Ben Rice Dominates the American League
Ben Rice has rushed out of the gates in 2026. He has emerged as a dominant force in the American League this season.
Early-season numbers and context
Through the first three weeks, Rice has a .362/.500/.745 slash line. His wRC+ sits at 241, and he has reached 1.0 WAR.
Rice’s BABIP is an unsustainably high .500. That figure has inflated some traditional metrics early on.
StatCast adjustments and sustainable view
ZiPS uses StatCast inputs to estimate a more stable line. That model lowers his BABIP to .318.
After adjusting for BABIP, walks, homers, and strikeouts, ZiPS shows .277/.392/.629. That equates to a 1.021 OPS.
Even with those corrections, Rice projects as an elite offensive player. His adjusted numbers compare favorably to recent season leaders.
Hard contact and batted-ball profile
Rice already owned a 55.8% hard-hit rate in 2025, seventh-best in baseball. Early in 2026, that figure climbed to 70.0%.
Only Fernando Tatis Jr. ranks ahead of him in hard-hit rate so far. Rice’s average exit velocity is 96.7 mph, fourth in the majors.
In 2025, just 128 of 11,990 runs of 30 balls in play posted a hard-hit rate above 70%. A 17-player list achieved that mark at least once.
- Notable names on that list include Shohei Ohtani, Aaron Judge, and Juan Soto.
- Also present were Kyle Schwarber, Manny Machado, and Michael Harris II.
How pitchers have responded
Opposing pitchers have shown Rice more respect. They have thrown him fewer fastballs this year.
Pitchers are also offering fewer pitches in the strike zone versus last season. That indicates game-planning shifts.
Projection changes and roster impact
Rice ranked sixth among hitters in in-season forecast improvements during 2025. ZiPS had him at 128 wRC+ preseason.
His rest-of-season wRC+ forecast has climbed to 137 in the simpler in-season model. With StatCast, ZiPS raises that to 143.
That 143 rest-of-season projection is the seventh-best mark in ZiPS. Across the full model runs, Rice posted the second-largest wRC+ bump.
Long-range ZiPS projections
| Year | BA | OBP | SLG | AB | HR | OPS+ | WAR |
|---|---|---|---|---|---|---|---|
| 2027 | .258 | .352 | .524 | 450 | 30 | 142 | 3.6 |
| 2028 | .257 | .352 | .515 | 452 | 29 | 139 | 3.4 |
| 2029 | .252 | .348 | .500 | 448 | 28 | 134 | 3.1 |
| 2030 | .248 | .345 | .479 | 436 | 25 | 128 | 2.7 |
| 2031 | .242 | .339 | .460 | 417 | 22 | 121 | 2.1 |
Effect on Yankees projections when Judge is limited
Before Rice’s surge, ZiPS simulations showed the Yankees had an above-average offense 57.0% of the time. Those sims assumed Aaron Judge played 300 or fewer plate appearances.

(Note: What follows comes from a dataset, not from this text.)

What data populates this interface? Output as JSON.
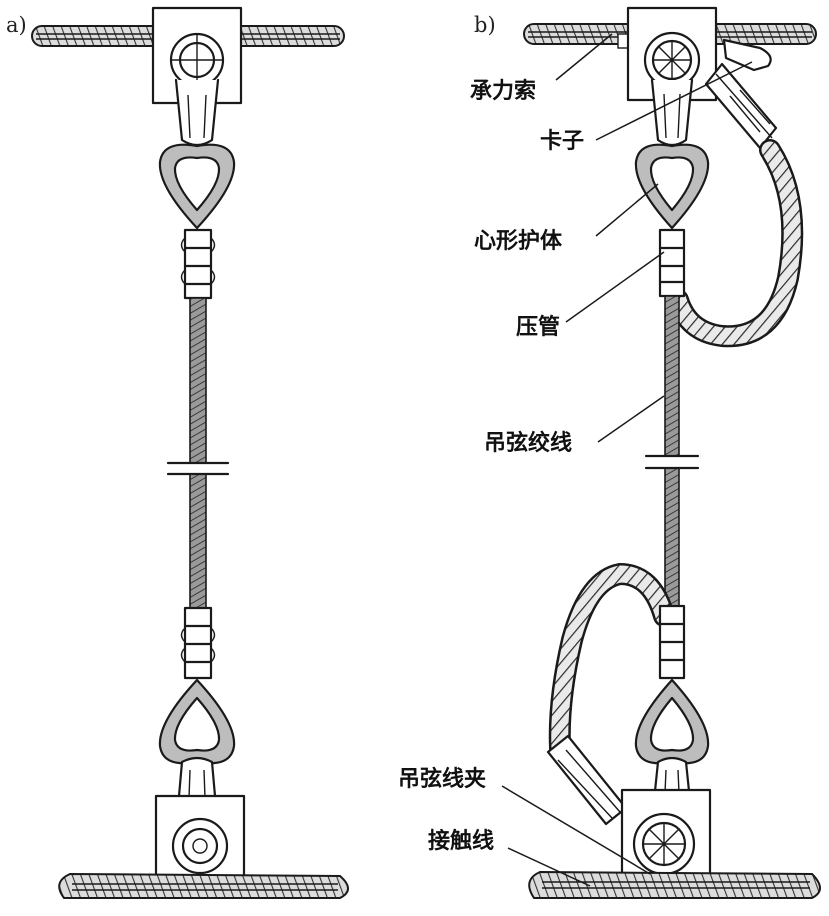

With Rice’s updated forecast, that probability rises to 67.1%. Reverting to his preseason projection cuts the rate back to 56.9%.
Most of the team’s sub-.500 simulated seasons fell in the Judge-limited group. Ninety-two percent of those losing seasons came when Judge saw fewer plate appearances.
Filmogaz.com coverage will continue to monitor Rice’s season. His power and contact quality suggest this is no brief hot streak.